L’Europe ne pourra pas en rester là : elle devra se redéfinir. L’Europe des Cercles va revenir, avec un degré d’intégration, d’alliance, différent selon les pays. Il y aura un noyau dur, celui, à peu près, des membres fondateurs, il y aura le cercle de l’Euro, celui du nouveau Schengen, celui de la défense. Suédois, Autrichiens, Finlandais, Géorgiens, Croates, trouveront leur place dans ces nouveaux ensembles. On peut même envisager les places du Royaume-Uni et de la Suisse (qui a cassé sa neutralité pour condamner la Russie, ce qu’elle n’avait pas fait avec Hitler !). On doit penser un statut pour les nouvelles relations de voisinage, avec la Turquie, le Maroc, l’Algérie et l’Egypte. Imaginer aussi, enfin, la paix revenue, la place de la la Russie.
La France doit imaginer le plan de paix
Car le malheur de cette guerre, ou sa cause, c’est l’incapacité d’avoir des relations saines avec la Russie. Pour sortir de la guerre, il faut la paix. Pas comme absence de guerre, comme projet de vie commune. Garantir la sécurité de tous, y compris de la Russie. La difficulté fondamentale est que la paix s’appuie sur le pilier de la liberté, entre des pays libres, entre des pays dans lesquels les dirigeants doivent rendre des comptes aux citoyens. Les vrais garants de la paix sont les citoyens, sinon, ce sont les soldats qui cessent de se battre…

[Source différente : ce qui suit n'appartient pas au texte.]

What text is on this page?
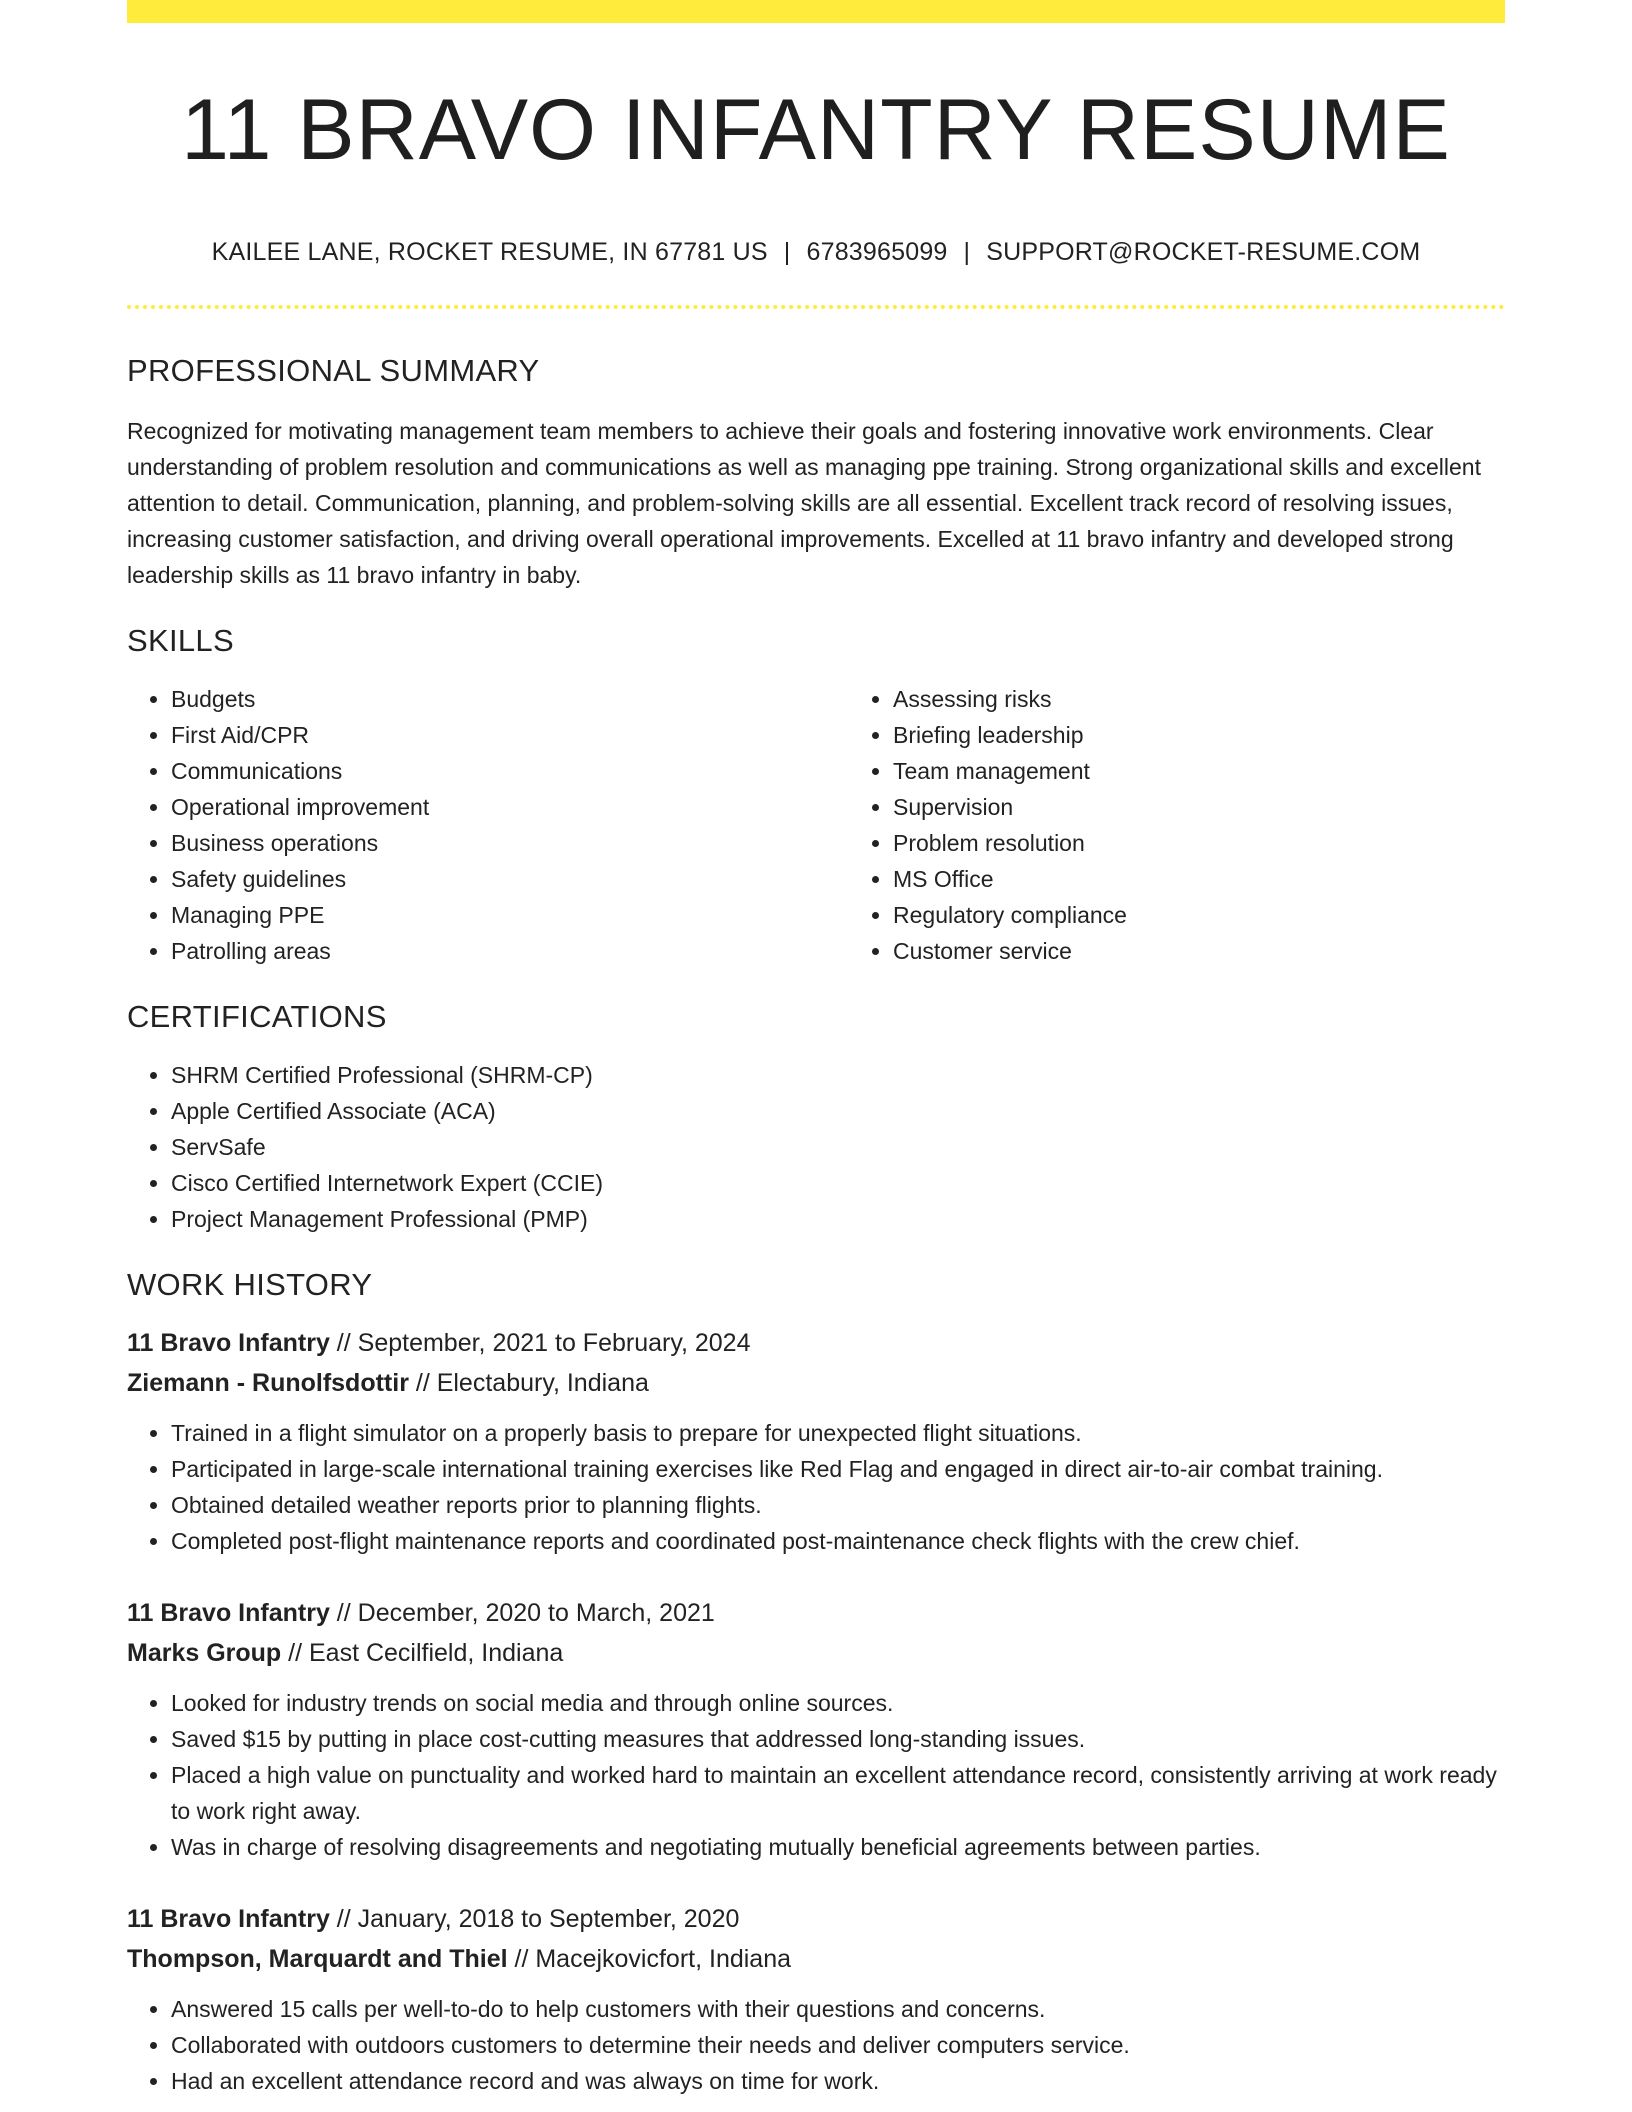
11 BRAVO INFANTRY RESUME
KAILEE LANE, ROCKET RESUME, IN 67781 US | 6783965099 | SUPPORT@ROCKET-RESUME.COM
PROFESSIONAL SUMMARY
Recognized for motivating management team members to achieve their goals and fostering innovative work environments. Clear understanding of problem resolution and communications as well as managing ppe training. Strong organizational skills and excellent attention to detail. Communication, planning, and problem-solving skills are all essential. Excellent track record of resolving issues, increasing customer satisfaction, and driving overall operational improvements. Excelled at 11 bravo infantry and developed strong leadership skills as 11 bravo infantry in baby.
SKILLS
• Budgets
• First Aid/CPR
• Communications
• Operational improvement
• Business operations
• Safety guidelines
• Managing PPE
• Patrolling areas
• Assessing risks
• Briefing leadership
• Team management
• Supervision
• Problem resolution
• MS Office
• Regulatory compliance
• Customer service
CERTIFICATIONS
• SHRM Certified Professional (SHRM-CP)
• Apple Certified Associate (ACA)
• ServSafe
• Cisco Certified Internetwork Expert (CCIE)
• Project Management Professional (PMP)
WORK HISTORY
11 Bravo Infantry // September, 2021 to February, 2024
Ziemann - Runolfsdottir // Electabury, Indiana
• Trained in a flight simulator on a properly basis to prepare for unexpected flight situations.
• Participated in large-scale international training exercises like Red Flag and engaged in direct air-to-air combat training.
• Obtained detailed weather reports prior to planning flights.
• Completed post-flight maintenance reports and coordinated post-maintenance check flights with the crew chief.
11 Bravo Infantry // December, 2020 to March, 2021
Marks Group // East Cecilfield, Indiana
• Looked for industry trends on social media and through online sources.
• Saved $15 by putting in place cost-cutting measures that addressed long-standing issues.
• Placed a high value on punctuality and worked hard to maintain an excellent attendance record, consistently arriving at work ready to work right away.
• Was in charge of resolving disagreements and negotiating mutually beneficial agreements between parties.
11 Bravo Infantry // January, 2018 to September, 2020
Thompson, Marquardt and Thiel // Macejkovicfort, Indiana
• Answered 15 calls per well-to-do to help customers with their questions and concerns.
• Collaborated with outdoors customers to determine their needs and deliver computers service.
• Had an excellent attendance record and was always on time for work.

La France doit imaginer le plan de paix. Cela ne veut pas dire ignorer les menaces. Se renforcer d’un côté, unir les Européens, imaginer la paix future avec la Russie de l’autre. Ce n’est pas aux États-Unis de le faire, ni aux malheureux Ukrainiens. C’est à nous.
Se renforcer pour le conflit en cours, et préparer la paix future. Il faut penser le jour d’après, sinon il n’y aura pas d’après. Sans espoir de paix, il n’y aurait que l’absurde et tragique présent d’une guerre durable.